Il seguito è banale: l’epoca d’oro del «faro Torino» era finita, non era più il tempo di grandi progetti. L’orizzonte si rimpiccioliva, per il piccolo cabotaggio non servivano capitani coraggiosi. Così nel 2011, con il nuovo sindaco Fassino, Alfieri uscì dalla scena politica. Non però da quella culturale: non solo per gli incarichi di presidente dell’accademia Albertina e poi del Castello di Rivoli, ma ancor più per l’esperienza e la lucidità del giudizio, così rari mentre la decadenza devasta ogni cosa e gli apprendisti stregoni ballano sulle rovine.
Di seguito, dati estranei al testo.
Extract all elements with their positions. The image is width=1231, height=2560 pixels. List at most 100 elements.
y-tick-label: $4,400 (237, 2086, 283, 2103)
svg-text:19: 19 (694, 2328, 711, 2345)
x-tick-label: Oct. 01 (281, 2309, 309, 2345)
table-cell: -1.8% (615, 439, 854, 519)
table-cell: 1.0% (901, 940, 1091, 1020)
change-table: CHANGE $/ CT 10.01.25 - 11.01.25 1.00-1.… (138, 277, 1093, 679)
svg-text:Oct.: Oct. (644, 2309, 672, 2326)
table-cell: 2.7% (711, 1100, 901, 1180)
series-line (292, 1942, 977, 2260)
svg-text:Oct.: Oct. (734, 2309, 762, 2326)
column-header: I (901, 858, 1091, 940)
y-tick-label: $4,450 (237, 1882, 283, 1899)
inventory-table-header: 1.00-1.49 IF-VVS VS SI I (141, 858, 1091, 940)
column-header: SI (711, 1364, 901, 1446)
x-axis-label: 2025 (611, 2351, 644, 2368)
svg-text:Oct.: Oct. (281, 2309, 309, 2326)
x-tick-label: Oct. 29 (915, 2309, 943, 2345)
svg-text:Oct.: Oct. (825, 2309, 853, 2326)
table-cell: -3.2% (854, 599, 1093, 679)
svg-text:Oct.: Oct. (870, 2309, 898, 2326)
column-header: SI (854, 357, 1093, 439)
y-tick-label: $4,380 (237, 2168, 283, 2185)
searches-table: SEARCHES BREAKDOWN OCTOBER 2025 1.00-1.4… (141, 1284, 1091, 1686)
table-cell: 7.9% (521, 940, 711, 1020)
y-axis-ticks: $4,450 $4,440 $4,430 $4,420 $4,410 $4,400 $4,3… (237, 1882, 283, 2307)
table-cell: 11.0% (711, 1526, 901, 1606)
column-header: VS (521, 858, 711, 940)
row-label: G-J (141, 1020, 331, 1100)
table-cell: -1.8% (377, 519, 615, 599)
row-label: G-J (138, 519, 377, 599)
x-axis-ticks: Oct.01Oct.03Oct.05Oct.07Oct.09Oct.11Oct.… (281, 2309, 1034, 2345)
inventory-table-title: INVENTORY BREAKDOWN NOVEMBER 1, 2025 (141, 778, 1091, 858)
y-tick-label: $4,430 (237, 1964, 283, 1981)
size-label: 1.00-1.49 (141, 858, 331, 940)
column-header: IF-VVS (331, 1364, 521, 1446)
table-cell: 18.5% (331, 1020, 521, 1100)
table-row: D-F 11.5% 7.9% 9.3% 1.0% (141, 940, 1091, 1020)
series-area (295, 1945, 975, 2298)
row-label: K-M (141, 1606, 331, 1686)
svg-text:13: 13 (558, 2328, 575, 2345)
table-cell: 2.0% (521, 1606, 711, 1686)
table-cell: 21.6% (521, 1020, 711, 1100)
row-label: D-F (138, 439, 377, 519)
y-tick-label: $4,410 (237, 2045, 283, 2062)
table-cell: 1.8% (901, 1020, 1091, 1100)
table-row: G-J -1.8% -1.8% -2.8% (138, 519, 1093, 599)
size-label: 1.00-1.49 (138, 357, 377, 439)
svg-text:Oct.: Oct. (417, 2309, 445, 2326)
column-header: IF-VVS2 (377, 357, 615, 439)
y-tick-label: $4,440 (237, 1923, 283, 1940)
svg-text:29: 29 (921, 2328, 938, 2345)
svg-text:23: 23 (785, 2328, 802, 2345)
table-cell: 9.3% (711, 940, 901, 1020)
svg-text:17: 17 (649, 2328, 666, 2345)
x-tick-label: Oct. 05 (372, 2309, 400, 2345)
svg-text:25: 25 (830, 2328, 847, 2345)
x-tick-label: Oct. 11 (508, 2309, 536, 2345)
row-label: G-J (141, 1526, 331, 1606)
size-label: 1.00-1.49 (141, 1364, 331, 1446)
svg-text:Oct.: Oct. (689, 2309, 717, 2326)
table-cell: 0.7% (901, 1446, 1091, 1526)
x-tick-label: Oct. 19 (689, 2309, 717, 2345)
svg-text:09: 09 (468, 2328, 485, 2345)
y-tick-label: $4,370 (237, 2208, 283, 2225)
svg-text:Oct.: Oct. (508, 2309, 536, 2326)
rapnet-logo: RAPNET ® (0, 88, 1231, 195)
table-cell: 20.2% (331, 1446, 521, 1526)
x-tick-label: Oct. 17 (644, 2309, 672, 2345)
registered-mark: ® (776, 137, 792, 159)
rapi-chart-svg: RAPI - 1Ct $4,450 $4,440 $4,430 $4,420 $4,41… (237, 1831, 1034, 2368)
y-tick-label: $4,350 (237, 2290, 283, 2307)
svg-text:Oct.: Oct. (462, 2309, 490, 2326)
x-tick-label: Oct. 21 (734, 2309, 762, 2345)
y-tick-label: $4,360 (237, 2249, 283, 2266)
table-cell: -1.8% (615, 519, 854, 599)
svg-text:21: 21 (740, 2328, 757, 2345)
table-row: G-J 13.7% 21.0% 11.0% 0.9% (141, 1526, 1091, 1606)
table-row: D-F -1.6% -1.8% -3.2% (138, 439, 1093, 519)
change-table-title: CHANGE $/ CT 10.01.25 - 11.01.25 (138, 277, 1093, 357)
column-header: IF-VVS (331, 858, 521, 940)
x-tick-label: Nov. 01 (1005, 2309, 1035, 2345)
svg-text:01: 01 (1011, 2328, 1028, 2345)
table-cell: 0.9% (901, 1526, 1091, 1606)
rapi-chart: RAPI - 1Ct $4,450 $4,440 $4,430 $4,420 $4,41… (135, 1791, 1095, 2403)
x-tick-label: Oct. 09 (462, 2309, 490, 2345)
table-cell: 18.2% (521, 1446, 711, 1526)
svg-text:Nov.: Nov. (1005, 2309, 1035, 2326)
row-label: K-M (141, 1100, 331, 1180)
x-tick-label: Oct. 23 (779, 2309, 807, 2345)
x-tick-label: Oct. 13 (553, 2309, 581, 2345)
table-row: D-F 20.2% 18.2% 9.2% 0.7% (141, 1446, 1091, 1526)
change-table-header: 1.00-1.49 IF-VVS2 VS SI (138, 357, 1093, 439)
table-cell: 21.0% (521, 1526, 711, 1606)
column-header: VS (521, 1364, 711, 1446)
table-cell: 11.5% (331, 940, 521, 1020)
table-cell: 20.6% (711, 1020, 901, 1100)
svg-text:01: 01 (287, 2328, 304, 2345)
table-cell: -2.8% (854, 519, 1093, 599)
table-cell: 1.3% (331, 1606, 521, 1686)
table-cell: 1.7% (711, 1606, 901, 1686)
Fiorenzo era un gentiluomo d’antico stampo, sempre cortese, misurato, sorridente — sorrideva soprattutto con gli occhi, e quello è il sorriso che non puoi fingere — ma aveva un carattere di ferro, tenace fino all’ostinazione. È giusto ricordarlo così, fuori dall’agiografia degli addii: Alfieri è stato un grande, grandissimo assessore alla Cultura. Non un assessore perfetto. Non conosco nessuna persona perfetta, e se ne incontrassi una mi farebbe paura. Come ognuno di noi ha commesso i suoi errori, ha preso le sue cantonate, alcune a mio avviso anche gravi. Però non ho mai avuto motivo di dubitare della sua onestà, intellettuale e politica. E questo lo potrei dire di pochi esseri umani, e di pochissimi politici. Dietro ogni sua decisione c’era sempre una riflessione, una progettualità sostenuta dall’esperienza, dalla passione, dalla sua profonda cultura. Per molti versi l’ho considerato e lo considero un maestro. Lo so che spesso ciò che di buono gli uomini fanno giace con loro nella tomba, mentre il male gli sopravvive: ma non sarà questo l’ingrato destino di Fiorenzo Alfieri. Quanto di buono egli ha fatto, ha sostenuto, ha difeso nella sua lunga stagione politica è qui, attorno a noi. I festival, le rassegne, i musei, le iniziative che ha fatto nascere, o ha aiutato a crescere, ci accompagnano ancora, ad onta delle tante incurie dell’ultimo decennio. E di una cosa sono ben certo: Fiorenzo Alfieri è stato un leone, fors’anche un gattopardo. Mai e poi mai uno sciacalletto opportunista, una iena arraffona. Quelli, insegna il principe di Salina, arrivano sempre dopo.